Keep an eye on the onions in the pan. When they’re translucent and limp, throw in the vegetable bouillon and half a cup of water to reconstitute it, stirring thoroughly. You’re doing something like you’d do to begin a soup, but you’re cooking it with far less water, so all the vegetable umami that would be distributed throughout a soup with a lot of water is instead concentrated and reabsorbed into your onions. Around this time, find another burner and start boiling the water for pasta, with a healthy dose of salt. Stir when absolutely necessary to prevent burning, until the water is gone and the onions are at least as dark as a brown paper bag. The more you wait, the better they are. You can take it further than you think you can.

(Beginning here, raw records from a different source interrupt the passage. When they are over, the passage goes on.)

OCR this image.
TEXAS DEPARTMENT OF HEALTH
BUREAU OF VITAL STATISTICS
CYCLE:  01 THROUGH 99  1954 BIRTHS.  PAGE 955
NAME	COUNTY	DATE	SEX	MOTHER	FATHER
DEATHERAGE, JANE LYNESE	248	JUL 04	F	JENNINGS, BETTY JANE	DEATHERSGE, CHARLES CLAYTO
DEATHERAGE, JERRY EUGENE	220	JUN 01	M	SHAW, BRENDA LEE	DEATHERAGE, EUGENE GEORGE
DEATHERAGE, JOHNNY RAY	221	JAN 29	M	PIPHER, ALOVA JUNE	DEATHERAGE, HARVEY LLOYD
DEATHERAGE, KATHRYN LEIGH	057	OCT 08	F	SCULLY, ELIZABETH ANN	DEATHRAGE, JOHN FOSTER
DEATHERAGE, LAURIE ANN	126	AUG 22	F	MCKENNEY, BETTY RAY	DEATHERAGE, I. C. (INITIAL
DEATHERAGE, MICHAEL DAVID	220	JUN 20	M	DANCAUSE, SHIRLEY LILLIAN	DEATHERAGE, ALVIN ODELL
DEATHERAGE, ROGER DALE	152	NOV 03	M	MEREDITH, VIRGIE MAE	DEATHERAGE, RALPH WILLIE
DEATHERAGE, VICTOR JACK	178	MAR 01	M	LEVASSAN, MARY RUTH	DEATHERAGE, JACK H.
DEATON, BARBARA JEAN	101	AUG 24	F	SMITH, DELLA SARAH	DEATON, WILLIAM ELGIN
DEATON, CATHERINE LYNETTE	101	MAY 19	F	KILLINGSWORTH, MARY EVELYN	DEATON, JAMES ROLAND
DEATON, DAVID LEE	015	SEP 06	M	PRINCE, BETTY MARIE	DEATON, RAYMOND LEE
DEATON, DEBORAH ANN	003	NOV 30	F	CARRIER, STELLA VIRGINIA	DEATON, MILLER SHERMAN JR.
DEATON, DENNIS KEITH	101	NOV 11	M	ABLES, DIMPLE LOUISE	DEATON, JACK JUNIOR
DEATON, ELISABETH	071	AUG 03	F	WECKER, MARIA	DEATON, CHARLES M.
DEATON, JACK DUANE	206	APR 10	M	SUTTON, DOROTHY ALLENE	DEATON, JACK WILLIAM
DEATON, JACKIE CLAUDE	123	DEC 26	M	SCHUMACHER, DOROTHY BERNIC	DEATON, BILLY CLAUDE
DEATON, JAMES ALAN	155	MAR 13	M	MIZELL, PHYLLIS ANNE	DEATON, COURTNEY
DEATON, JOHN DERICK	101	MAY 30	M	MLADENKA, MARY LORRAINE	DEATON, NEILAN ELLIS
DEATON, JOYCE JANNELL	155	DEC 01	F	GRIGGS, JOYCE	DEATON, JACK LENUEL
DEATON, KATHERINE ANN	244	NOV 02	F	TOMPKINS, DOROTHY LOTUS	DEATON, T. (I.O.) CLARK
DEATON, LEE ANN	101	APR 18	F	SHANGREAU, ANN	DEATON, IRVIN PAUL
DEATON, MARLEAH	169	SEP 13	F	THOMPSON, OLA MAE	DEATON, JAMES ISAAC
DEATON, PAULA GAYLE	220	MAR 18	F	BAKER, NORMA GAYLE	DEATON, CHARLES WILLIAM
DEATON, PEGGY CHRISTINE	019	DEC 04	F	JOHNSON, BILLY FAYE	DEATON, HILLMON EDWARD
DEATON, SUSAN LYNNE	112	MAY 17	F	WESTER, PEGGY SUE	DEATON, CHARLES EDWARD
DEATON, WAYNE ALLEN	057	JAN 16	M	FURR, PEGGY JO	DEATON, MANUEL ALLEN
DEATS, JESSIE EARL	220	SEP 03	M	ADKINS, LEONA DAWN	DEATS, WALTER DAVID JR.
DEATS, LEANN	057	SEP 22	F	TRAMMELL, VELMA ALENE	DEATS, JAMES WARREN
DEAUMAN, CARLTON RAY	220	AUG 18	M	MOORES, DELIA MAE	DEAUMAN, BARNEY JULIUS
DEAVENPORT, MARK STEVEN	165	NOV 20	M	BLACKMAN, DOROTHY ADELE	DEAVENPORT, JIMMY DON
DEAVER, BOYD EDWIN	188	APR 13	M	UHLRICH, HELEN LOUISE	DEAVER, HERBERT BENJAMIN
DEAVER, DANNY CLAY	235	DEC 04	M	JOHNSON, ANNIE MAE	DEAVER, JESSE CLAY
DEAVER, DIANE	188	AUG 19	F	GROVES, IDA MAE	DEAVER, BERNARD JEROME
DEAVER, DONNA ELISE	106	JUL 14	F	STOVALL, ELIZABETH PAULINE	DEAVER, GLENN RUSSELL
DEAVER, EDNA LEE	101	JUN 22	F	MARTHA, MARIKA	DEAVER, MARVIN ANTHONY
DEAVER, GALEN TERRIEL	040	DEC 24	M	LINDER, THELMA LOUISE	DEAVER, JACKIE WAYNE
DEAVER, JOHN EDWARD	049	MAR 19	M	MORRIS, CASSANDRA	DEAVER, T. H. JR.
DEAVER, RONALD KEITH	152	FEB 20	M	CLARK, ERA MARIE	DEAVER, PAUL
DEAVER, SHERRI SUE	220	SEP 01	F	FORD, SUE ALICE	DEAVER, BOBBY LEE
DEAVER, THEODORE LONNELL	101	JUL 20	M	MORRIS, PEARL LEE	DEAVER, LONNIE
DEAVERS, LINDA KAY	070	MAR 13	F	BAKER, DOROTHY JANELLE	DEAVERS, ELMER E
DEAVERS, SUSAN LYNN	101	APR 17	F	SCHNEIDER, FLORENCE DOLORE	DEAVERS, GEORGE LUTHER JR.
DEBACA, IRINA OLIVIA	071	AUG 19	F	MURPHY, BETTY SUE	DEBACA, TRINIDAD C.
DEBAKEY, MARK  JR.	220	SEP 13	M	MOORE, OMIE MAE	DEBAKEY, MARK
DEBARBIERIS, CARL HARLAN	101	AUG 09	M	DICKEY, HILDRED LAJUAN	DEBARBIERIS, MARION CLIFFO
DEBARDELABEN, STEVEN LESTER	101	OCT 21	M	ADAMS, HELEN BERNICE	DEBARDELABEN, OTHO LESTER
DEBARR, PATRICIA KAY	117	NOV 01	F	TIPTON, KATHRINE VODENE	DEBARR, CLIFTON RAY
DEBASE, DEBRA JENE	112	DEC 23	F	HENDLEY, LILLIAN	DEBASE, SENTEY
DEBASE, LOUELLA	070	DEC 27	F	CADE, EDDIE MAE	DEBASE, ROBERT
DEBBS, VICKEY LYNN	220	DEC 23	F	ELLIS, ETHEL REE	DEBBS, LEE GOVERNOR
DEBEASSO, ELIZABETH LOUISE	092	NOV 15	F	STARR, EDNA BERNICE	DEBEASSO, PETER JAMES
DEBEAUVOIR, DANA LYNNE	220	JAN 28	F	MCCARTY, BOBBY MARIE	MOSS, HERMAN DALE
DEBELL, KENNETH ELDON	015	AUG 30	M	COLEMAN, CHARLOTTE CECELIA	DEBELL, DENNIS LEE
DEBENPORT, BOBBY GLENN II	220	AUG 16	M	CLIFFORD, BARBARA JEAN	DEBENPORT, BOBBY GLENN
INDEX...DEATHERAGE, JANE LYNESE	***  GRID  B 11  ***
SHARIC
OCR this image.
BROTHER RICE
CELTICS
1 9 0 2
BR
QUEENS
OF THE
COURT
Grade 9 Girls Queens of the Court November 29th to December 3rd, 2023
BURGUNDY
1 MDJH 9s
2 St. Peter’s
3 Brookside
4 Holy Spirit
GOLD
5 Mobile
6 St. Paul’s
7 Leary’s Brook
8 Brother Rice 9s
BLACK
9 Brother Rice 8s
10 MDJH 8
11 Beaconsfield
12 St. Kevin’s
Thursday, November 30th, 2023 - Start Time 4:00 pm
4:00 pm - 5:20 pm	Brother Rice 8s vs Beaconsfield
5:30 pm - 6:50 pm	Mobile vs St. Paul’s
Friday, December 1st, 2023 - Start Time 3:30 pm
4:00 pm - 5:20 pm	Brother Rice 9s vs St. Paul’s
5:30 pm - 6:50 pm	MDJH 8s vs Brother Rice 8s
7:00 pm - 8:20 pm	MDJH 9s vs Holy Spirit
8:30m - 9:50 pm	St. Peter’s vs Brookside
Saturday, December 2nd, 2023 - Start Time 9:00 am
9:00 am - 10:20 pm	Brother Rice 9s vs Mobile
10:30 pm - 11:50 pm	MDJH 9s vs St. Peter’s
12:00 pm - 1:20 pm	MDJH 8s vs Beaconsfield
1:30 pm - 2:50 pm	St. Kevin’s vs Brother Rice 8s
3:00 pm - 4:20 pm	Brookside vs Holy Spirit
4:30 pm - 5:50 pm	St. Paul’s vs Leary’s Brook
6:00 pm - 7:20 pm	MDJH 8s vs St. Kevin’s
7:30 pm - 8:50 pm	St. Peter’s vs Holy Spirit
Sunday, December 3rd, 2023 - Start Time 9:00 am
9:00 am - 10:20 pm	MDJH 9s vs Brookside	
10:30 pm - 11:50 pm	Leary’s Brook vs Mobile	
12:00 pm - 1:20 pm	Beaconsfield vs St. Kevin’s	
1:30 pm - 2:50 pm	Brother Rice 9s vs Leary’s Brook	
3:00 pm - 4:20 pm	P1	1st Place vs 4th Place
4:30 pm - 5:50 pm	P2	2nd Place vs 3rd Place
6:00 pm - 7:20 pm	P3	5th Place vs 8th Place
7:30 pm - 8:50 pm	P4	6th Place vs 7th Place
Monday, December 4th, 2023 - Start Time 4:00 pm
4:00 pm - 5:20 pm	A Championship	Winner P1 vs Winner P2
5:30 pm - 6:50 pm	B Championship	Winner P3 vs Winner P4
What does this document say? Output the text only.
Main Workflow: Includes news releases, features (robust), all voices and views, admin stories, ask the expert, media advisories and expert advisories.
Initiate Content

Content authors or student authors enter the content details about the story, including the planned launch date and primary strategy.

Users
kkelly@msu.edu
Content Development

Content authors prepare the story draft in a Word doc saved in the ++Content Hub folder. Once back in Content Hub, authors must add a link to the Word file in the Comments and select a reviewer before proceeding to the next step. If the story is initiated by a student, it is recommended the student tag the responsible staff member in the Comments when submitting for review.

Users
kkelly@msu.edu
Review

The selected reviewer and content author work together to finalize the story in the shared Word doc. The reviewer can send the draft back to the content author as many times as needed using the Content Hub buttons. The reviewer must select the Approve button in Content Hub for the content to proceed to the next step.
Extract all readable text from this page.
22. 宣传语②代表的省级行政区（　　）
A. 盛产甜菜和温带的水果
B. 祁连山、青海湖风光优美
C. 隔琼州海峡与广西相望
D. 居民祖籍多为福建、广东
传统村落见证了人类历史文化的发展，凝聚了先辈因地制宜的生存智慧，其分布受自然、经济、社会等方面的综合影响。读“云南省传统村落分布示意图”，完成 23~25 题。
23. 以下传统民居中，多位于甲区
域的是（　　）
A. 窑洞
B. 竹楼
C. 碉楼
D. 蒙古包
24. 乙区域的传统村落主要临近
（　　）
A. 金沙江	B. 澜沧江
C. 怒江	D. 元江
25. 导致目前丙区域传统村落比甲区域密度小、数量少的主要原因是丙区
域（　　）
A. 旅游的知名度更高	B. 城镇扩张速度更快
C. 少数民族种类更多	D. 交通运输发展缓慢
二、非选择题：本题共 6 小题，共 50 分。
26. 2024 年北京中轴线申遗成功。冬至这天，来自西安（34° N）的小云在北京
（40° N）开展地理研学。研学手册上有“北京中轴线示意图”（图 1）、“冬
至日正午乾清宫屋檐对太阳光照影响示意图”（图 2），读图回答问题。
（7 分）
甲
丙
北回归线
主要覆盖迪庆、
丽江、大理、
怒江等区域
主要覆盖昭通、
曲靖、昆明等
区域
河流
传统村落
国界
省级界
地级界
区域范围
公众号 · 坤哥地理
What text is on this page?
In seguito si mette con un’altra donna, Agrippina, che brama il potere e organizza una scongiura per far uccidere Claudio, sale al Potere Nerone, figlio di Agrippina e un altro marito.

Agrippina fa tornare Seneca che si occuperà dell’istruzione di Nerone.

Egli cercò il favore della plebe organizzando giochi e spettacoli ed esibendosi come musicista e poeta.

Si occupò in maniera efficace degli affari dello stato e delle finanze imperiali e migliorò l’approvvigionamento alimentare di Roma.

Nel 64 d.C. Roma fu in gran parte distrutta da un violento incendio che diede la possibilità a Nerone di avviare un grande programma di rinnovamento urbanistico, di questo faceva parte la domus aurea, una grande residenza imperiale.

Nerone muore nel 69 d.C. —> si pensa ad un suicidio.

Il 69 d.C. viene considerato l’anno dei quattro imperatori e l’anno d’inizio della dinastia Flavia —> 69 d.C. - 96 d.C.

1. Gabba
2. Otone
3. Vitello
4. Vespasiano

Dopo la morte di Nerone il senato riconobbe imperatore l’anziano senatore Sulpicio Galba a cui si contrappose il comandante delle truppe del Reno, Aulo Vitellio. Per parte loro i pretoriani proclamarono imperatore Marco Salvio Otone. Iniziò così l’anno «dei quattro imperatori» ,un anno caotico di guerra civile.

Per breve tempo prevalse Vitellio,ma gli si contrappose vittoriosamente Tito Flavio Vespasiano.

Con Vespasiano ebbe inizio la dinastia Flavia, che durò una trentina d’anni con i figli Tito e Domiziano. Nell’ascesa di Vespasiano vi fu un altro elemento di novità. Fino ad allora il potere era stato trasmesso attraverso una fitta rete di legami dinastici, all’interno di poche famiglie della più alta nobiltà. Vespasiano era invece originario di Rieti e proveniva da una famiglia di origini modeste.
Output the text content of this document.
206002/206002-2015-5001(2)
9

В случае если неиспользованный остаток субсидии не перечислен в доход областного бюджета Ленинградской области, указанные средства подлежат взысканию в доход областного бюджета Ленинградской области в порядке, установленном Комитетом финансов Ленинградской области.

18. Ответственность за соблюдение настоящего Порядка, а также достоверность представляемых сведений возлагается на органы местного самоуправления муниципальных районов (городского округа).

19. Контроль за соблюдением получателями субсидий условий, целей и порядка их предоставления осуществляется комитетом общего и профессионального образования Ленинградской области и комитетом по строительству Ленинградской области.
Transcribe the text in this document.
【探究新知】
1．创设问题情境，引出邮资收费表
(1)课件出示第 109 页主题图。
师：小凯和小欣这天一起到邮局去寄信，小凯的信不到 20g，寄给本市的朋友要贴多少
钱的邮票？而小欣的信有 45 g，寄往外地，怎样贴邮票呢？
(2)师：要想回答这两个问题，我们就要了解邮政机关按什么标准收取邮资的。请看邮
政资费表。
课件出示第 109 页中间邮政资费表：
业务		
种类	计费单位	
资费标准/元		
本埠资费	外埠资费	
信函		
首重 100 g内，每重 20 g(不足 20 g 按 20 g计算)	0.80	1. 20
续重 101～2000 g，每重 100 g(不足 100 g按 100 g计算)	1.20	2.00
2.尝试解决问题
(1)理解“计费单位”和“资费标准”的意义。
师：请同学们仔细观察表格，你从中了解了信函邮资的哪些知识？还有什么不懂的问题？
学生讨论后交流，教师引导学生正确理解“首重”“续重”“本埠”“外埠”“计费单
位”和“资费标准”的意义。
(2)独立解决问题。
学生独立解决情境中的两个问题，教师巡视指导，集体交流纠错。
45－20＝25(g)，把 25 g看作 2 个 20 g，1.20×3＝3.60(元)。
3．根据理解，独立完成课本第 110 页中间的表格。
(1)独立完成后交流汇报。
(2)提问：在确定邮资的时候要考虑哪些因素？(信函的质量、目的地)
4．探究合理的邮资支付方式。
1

Now it’s time to add the tomato paste, plus a canful of water to make it mix in more evenly. Probably you could do the bouillon and the tomato paste at the same time, but my gut told me to cook the tomato paste less. Perhaps another superstitious flourish, but the idea was to leave the paste as a neutral tomato base and let the roasted tomatoes give it depth. Cooking is basically magic, so superstitions are appropriate. Add rosemary, garlic powder, and red pepper flakes. Even when I use fresh garlic, I like to throw some garlic powder in there too. It’s a different animal, and it adds another layer of taste to the final product.
Cook this for ten minutes or so. Check on your tomatoes and garlic in the toaster – if they’re not ready yet, turn the heat off. If they are, take them out and remove the skin from the garlic, reserving the oil, which is now infused with garlic (I used it to oven-roast a portion of the eggplant noted above). Add the garlic and tomatoes to the pan and mash them up a bit, but don’t be too thorough about it; some chunks of both contribute nicely to the texture. At this point your sauce is going to be quite thick, and you’re going to add some volume with the pasta water once the pasta is done. Throw the pasta in the water, which is hopefully boiling by now. If you have to turn off the heat on the sauce while you wait it’s not the end of the world, it’ll still be hot. When the pasta is done, save some of the starchy water and incorporate it into the sauce. I don’t know how much water. Between half a cup and a cup. Do you. Let it simmer for as long as it takes you to grate some cheese and get plates and utensils and whatnot. Mix with the pasta, grind a little black pepper on top, add cheese, and serve.
The sauce was fantastic. It got rave reviews, and these are people who have had many sauces of mine. It was the best tomato sauce I’ve ever made, and the rhythm of juggling three burners, a toaster oven, and a regular oven was oddly soothing. It was the opposite of efficient and it absolutely paid off.
The eggplant was fine, I guess. Breadcrumbs are important.